I have the below file that was saved from a http POST that I want to parse using Python using werkzeug parse_form_data(). Note that I am not getting it via a request, but through a file. I cannot get the file directly from a flask request for other reasons. Since I have been using Flask, I tried to use werkzeug to do this. I thought I had problems with the boundary with the extraneous hyphens '--', but I am trimming everything down to the very simple format in the following test file:
Here's the file on the file system (myinputfile):
--806243354728155036129379
Content-Disposition: form-data; name="myfile"; filename="text.py"

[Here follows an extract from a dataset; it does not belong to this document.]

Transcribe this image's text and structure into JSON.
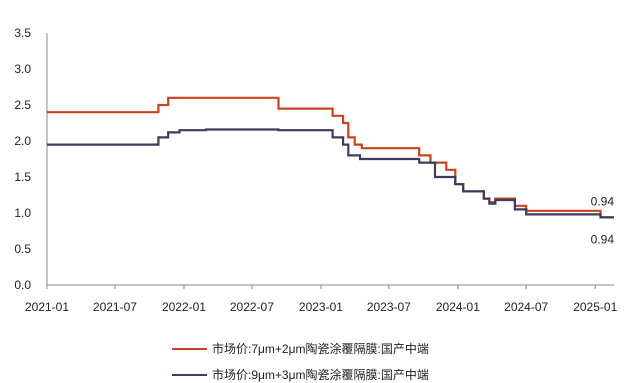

Content-Type: application/octet-stream
some text in a file
--806243354728155036129379
Content-Disposition: form-data; name="field1"
abcde
--806243354728155036129379
Content-Disposition: form-data; name="field2"
123456678
--806243354728155036129379--
Here's the code I use:
from werkzeug import parse_form_data
import io
inputfile = 'myinputfile'
content_type = 'Content-Type: multipart/form-data; boundary=806243354728155036129379'
environ = {
'wsgi.input': io.open(inputfile, 'rb'),
'CONTENT_LENGTH': '',
'CONTENT_TYPE': content_type,
'REQUEST_METHOD': 'POST'}
stream, form, files = parse_form_data(environ, silent=False)
I keep getting this error:
File "/usr/local/lib/python2.7/dist-packages/werkzeug/formparser.py", line 92, in parse_form_data
cls, silent).parse_from_environ(environ)
File "/usr/local/lib/python2.7/dist-packages/werkzeug/formparser.py", line 171, in parse_from_environ
content_length, options)
File "/usr/local/lib/python2.7/dist-packages/werkzeug/formparser.py", line 195, in parse
content_length, options)
File "/usr/local/lib/python2.7/dist-packages/werkzeug/formparser.py", line 100, in wrapper
return f(self, stream, *args, **kwargs)
File "/usr/local/lib/python2.7/dist-packages/werkzeug/formparser.py", line 212, in _parse_multipart
form, files = parser.parse(stream, boundary, content_length)
File "/usr/local/lib/python2.7/dist-packages/werkzeug/formparser.py", line 519, in parse
return self.cls(form), self.cls(files)
File "/usr/local/lib/python2.7/dist-packages/werkzeug/datastructures.py", line 406, in __init__
for key, value in mapping or ():
File "/usr/local/lib/python2.7/dist-packages/werkzeug/formparser.py", line 517, in <genexpr>
form = (p[1] for p in formstream if p[0] == 'form')
File "/usr/local/lib/python2.7/dist-packages/werkzeug/formparser.py", line 476, in parse_parts
for ellt, ell in self.parse_lines(file, boundary, content_length):
File "/usr/local/lib/python2.7/dist-packages/werkzeug/formparser.py", line 395, in parse_lines
self.fail('Expected boundary at start of multipart data')
File "/usr/local/lib/python2.7/dist-packages/werkzeug/formparser.py", line 327, in fail
raise ValueError(message)
ValueError: Expected boundary at start of multipart data
Ultimately I want to be able to save the file (which can be binary), and get the form data 'Field1' and 'Field2' from the dict. Any ideas? I am open to use other methods too.